Challenges & Changes Await Clergy, Congregants For High Holidays

Last year, clergy and congregants alike hoped that last year’s High Holiday services over Zoom or being live-streamed was going to be a one-off, and come 2021, we’d all be back, masks off, carefree, and ready to pack back into sanctuaries around the Twin Cities.

About that…

While we certainly aren’t there, what some synagogues are trying to pull off may be even more challenging than last year, while others have decided to scale back their original plans. 

“Last year, obviously, was, hard, but this year feels harder in a way,” said Beth El Rabbi Alexander Davis. “Last year was hard was all new, and we were figuring it out as we went. And this year, it’s hard, because we feel like we’re in the middle of this uncertainty.”

The uncertainty has led to most congregations going with multiple points of access for their services this year: a mix of in-person, outdoors, or livestreamed options. Some are requiring proof of vaccination for those that are choosing to attend in person, with masks required indoors or out.

“We are excited that we are going to be doing services outdoors,” said Temple Israel Rabbi Jennifer Hartman. “We’ll be doing services in the sanctuary. And we will also be doing services on Zoom. So we think we’ve got everything covered that way.”

Mount Zion Temple, for example, will be offering both a livestream and Zoom options depending on what type of interactivity people are looking for, as well as outdoor services.

“It’s more about how do the timeless messages of High Holidays still speak to us?,” said Rabbi Adam Stock Spilker. “That’s the most important piece. But [we’re] being aware of the way people’s expectations might be different. So we’re making a little bit more of an emphasis on briefer times for services, and music that just elevates it in a different way.”

Others, including Shir Tikvah, Mayim Rabim, Adath Jeshurun and Or Emet made changes to the initially announced plans.

“Of the many things we’ve learned in the past 18 months is that we can plan — and we do plan — but virus is unpredictable,” Shir Tikvah Rabbi Michael Latz said. The synagogue had to. “Shir Tikvah members did all the right stuff: we got vaccinated, we all tried to take care of each other, we socially distanced, and we still landed here.
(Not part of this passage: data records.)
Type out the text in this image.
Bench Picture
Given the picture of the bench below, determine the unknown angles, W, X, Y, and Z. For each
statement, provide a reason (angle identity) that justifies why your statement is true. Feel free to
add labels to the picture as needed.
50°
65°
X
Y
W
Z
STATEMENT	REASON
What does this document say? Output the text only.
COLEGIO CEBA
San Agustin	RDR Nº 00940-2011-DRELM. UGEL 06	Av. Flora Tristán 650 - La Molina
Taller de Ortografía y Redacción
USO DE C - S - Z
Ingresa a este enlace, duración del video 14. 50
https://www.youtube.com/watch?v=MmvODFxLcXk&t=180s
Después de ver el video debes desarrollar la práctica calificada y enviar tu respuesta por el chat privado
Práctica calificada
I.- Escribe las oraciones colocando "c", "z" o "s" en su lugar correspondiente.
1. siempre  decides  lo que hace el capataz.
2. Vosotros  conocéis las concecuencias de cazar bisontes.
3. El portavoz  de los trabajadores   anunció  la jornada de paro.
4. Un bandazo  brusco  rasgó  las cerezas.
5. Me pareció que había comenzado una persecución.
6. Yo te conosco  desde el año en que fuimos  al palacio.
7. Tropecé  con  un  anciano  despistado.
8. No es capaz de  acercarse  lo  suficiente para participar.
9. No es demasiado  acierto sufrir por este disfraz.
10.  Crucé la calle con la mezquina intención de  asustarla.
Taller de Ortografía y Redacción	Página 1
And we understand that this was the call we had to make to keep people’s health and well-being.”

Adath Hazzan Joanna Dulkin said that the most challenging thing has been planning for every scenario.

“I don’t want it to feel like it’s like we’re frantic and freaking out. We’re all now experienced in this reality, to the extent that anyone can be,” she said. “It’s just tiring just hearing that the information changes. Now we’re just, in a way, desensitized to the shock of how that maybe felt a year ago.”

No matter how the services are enjoyed, Davis said that they will be amazing.

“There’s a large headache that our Jewish communal professionals are having right now as they tried to plan for the holidays,” Davis said. “And for all the headaches and the concern and uncertainty, I also feel really excited. The holidays are amazing. And they’re going to be even more amazing this year because we need them so much more this year. We need to taste the sweetness of the apples and honey, we need to hear the shofar and have its piercing sound open our hearts. And the words of the Machzor, there’s no doubt in my mind that they will touch us this year because it’s been such a monumental year. And the holidays, in their wisdom will meet us exactly where we’re at.”